АО "БРК-Лизинг" дочерняя организация акционерного общества "Банк Развития Казахстана" сообщило об изменении агентством Moody's Investors Service прогноза по рейтинговым оценкам компании и ее облигаций со "Стабильного" на "Негативный"
06.12.11 10:23
/KASE, 06.12.11/ - АО "БРК-Лизинг" дочерняя организация
акционерного общества "Банк Развития Казахстана" (Астана),
облигации которого находятся в официальном списке Казахстанской
фондовой биржи (KASE), предоставило KASE пресс-релиз агентства
Moody's Investors Service от 02 декабря 2011 года на английском языке.

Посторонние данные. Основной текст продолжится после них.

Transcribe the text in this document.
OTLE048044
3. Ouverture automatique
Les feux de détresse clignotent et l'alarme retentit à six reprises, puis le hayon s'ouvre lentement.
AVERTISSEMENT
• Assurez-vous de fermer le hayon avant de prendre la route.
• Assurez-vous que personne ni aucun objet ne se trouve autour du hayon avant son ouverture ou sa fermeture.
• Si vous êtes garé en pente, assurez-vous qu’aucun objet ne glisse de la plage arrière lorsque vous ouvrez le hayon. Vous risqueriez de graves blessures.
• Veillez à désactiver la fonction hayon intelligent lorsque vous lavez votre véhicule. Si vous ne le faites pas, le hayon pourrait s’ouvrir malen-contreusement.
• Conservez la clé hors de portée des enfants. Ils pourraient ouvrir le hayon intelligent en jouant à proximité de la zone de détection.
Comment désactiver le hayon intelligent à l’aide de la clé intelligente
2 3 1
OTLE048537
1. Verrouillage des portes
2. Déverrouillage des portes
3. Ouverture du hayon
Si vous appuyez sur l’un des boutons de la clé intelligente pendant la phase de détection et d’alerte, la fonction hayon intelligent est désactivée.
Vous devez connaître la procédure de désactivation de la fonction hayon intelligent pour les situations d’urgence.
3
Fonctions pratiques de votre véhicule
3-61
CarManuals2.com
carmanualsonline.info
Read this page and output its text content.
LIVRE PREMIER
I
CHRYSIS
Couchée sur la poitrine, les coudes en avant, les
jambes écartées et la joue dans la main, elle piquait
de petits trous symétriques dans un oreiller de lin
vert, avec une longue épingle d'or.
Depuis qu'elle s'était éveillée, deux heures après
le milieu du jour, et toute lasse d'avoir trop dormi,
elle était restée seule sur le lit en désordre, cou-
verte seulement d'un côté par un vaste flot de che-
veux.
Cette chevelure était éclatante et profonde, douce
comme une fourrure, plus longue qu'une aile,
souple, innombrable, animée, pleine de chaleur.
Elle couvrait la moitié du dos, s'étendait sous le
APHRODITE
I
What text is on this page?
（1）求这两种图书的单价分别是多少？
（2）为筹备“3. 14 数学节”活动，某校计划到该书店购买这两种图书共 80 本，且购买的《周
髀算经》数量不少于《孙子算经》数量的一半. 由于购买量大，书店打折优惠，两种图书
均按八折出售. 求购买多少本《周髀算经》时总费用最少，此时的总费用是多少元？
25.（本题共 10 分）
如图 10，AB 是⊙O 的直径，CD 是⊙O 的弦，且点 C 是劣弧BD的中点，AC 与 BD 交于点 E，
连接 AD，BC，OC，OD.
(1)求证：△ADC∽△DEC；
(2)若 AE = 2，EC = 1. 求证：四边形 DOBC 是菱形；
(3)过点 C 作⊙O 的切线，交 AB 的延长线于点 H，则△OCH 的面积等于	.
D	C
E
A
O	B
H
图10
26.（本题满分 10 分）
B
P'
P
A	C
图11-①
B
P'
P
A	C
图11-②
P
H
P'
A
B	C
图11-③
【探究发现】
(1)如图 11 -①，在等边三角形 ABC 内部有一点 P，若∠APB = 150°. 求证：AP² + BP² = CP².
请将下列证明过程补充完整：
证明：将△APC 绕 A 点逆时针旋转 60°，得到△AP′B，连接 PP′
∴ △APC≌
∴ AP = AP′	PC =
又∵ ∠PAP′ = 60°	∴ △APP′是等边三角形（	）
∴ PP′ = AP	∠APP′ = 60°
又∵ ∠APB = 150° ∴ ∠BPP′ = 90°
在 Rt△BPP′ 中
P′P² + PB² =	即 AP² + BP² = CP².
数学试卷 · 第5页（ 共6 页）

В указанном пресс-релизе в частности сообщается следующее (перевод
KASE):
начало цитаты
Рейтинговое агентство Moody's Investors Service изменило сегодня со
стабильного на негативный прогноз по следующим рейтингам БРК Лизинг:
долгосрочный рейтинг эмитента в местной и иностранной валюте Ba3,
предварительный рейтинг в местной валюте (P)Ba3, присвоенный
отечественной облигационной программе эмитента на сумму 15
миллиардов тенге (102 миллиона долларов США), и долговой рейтинг
в местной валюте Ba3, присвоенный старшим необеспеченным
среднесрочным облигациям эмитента на сумму 5 миллиардов тенге
(34 миллиона долл. США), выпущенным в рамках этой программы.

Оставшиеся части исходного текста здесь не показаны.